Moreover, I will probably be active, particupating in some sort of sport in the church in town. My church doesn't have anything like that and I've been wanting to play something for some time now. 

While me and my fiancee' are very involved with our church now, we won't be able to be so once we move into town. I don't see it being possible to drive out there 2-3 times a week. The Lord may provide the means though. 

There are other deacons, but they are either busy, or fairly immature or complacent. Myself and another are the only deacons that seem to take the office seriously, which is one reason why I hesitate. However, Niether myself nor him have the rime to take over the office of chairman, which is regrettably needed.


----------



## Zenas (Oct 6, 2008)

kalawine said:


> Zenas said:
> 
> 
> > I want to ask advice.
> ...



Yes I was re-installed. I had already served a third of a 3 year term, and have served another year on this term.

Thanks for the good advice all.


----------



## larryjf (Oct 6, 2008)

Were you aware of the logistical issues before you agreed to be re-installed?


----------



## Zenas (Oct 6, 2008)

No actually, we were expecting to live out there oddly enough.


----------



## matt01 (Oct 6, 2008)

Zenas said:


> It's actually around $40-$50 a month we'll be spending in driving out there.
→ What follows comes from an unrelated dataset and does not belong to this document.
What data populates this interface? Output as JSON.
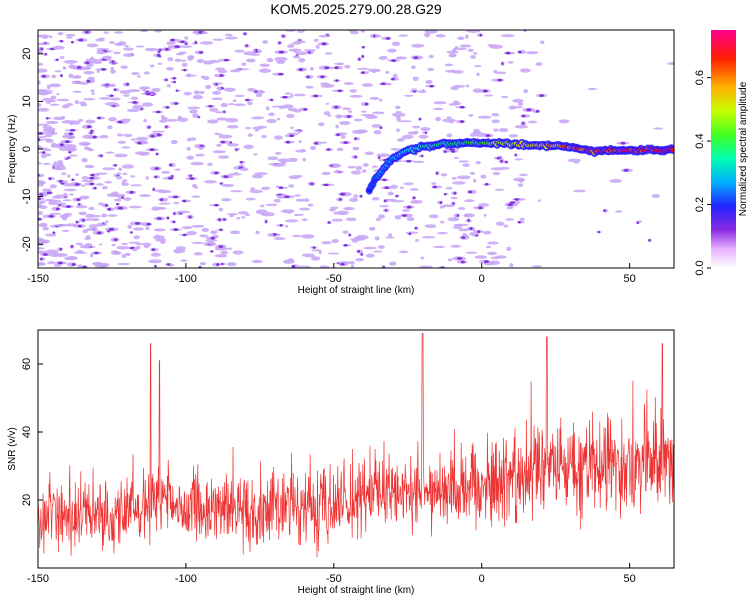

It'll be about 35-40 miles to drive in order to get out to church. That's a ton of money for us
> 
> 
> No actually, we were expecting to live out there oddly enough.



I would speak with the elders about your concerns and desires. I don't see that you would be bound to remain when it would be a financial hinderance.


----------



## HokieAirman (Oct 9, 2008)

Andrew,

I would generally agree that your Session would have to release you.

It is true that you have taken vows to the church (or so it would seem); however, you've also taken vows to your wife. Make sure you're nurturing your new family; for if you do not do that, it has happened in the past that Godly men become disqualified for church office because they neglect the duties of teaching and nurturing their family. I'm not saying that you'd do that; but I know I've been guilty of neglecting my family for diaconal duties. My thoughts are that your family comes before extra duties to the church, and marriage vows would come first to those of the church.


----------



## Pergamum (Oct 10, 2008)

Are these vows open-ended or for a limited time (i.e. _I vow_ or _I vow for the coming term of 3 years_...)


----------



## panta dokimazete (Oct 10, 2008)

Brother, talk to your pastor, based on his guidance, perhaps take it to the elders.

Diaconal duties are stewardship - you have vowed to set aside your resources (time, energy, etc...) to serve that local body.

Ultimately, it comes down to the needs of the church, if they cannot release you, then you are bound to serve by oath. If they can, you may leave with good conscience.

I commend you on your willingness to share your struggle.

 that you receive good counsel and make a wise decision.


----------